HttpClient

Type-Safe HTTP With RxJS

HttpClient

HttpClient is Angular's wrapper around fetch — returning typed Observables for GET, POST, PUT, PATCH, and DELETE.

4 min read Level 2/5 #angular#http
What you'll learn
  • Provide HttpClient with provideHttpClient
  • Type the response with a generic parameter
  • Send a POST with a request body

HttpClient returns Observables instead of Promises. That sounds heavier than fetch but it pays off: cancellation, retries, and operator composition come for free.

Provide it

// app.config.ts
import { ApplicationConfig } from '@angular/core';
import { provideHttpClient } from '@angular/common/http';

export const appConfig: ApplicationConfig = {
  providers: [provideHttpClient()],
};

GET with a typed response

import { Injectable, inject } from '@angular/core';
import { HttpClient } from '@angular/common/http';

export interface User { id: string; name: string }

@Injectable({ providedIn: 'root' })
export class UsersService {
  private http = inject(HttpClient);

  list() {
    return this.http.get<User[]>('/api/users');
  }
}

The <User[]> generic does not validate the response at runtime — it just tells TypeScript what to expect.
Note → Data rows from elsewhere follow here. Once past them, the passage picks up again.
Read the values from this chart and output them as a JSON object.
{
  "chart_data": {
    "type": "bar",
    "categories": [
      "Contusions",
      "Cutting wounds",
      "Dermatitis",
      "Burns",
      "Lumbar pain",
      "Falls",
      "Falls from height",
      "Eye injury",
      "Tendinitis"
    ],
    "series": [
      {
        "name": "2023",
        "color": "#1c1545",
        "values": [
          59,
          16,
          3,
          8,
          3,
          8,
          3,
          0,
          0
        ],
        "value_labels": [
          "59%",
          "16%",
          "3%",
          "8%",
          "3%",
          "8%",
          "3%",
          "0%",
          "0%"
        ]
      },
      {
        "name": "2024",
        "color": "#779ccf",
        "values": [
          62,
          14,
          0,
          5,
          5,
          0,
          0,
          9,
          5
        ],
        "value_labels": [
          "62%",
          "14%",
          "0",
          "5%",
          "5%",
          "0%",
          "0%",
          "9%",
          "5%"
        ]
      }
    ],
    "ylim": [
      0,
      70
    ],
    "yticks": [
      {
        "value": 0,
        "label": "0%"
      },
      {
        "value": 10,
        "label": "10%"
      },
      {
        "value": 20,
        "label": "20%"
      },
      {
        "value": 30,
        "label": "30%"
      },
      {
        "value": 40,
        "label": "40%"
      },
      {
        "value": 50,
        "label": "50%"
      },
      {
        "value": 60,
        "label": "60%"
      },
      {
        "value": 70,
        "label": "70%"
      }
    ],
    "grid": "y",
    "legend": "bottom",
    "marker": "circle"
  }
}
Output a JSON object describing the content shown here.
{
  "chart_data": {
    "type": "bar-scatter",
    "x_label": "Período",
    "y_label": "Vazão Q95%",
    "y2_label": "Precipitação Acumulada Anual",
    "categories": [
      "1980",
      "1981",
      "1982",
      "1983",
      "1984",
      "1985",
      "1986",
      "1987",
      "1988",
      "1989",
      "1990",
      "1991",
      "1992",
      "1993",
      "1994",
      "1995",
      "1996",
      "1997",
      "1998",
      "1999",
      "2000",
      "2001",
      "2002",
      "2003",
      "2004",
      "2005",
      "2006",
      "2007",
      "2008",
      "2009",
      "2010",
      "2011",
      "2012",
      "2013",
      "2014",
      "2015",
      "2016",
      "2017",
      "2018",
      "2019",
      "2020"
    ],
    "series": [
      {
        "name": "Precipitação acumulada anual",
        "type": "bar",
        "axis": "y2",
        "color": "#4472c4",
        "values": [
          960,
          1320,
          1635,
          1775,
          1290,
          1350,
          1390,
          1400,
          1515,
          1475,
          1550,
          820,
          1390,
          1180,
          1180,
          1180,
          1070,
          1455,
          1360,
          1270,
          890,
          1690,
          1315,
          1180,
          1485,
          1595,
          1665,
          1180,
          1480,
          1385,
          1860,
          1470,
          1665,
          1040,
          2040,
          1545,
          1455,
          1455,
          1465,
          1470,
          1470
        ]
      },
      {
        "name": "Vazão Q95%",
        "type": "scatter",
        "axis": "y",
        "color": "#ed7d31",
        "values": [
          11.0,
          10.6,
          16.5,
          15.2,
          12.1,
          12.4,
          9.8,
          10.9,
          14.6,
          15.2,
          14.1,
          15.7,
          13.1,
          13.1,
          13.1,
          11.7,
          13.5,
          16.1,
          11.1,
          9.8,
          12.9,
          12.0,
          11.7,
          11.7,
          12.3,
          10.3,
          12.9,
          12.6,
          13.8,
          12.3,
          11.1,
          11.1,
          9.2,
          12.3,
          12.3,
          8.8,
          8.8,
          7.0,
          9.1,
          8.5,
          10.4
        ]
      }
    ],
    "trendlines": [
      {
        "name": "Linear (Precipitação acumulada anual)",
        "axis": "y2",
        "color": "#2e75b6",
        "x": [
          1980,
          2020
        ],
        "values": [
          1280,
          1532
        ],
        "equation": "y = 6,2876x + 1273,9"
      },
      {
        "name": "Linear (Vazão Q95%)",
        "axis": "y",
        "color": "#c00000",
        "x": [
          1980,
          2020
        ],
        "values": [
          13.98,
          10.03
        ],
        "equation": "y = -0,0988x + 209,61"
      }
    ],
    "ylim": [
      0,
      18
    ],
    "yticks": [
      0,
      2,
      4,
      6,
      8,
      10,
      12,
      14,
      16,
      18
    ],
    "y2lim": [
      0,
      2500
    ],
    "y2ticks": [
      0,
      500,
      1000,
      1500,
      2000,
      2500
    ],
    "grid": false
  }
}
Pair with a parser like Zod for runtime safety.

POST, PUT, DELETE

create(input: { name: string }) {
  return this.http.post<User>('/api/users', input);
}

remove(id: string) {
  return this.http.delete<void>(`/api/users/${id}`);
}

Cancellation

Because HttpClient returns an Observable, unsubscribing aborts the underlying request. Combined with switchMap, you get free debounced search:

query.valueChanges.pipe(
  debounceTime(200),
  switchMap(q => this.http.get<User[]>(`/api/search?q=${q}`)),
);

A new keystroke cancels the in-flight request — no race conditions.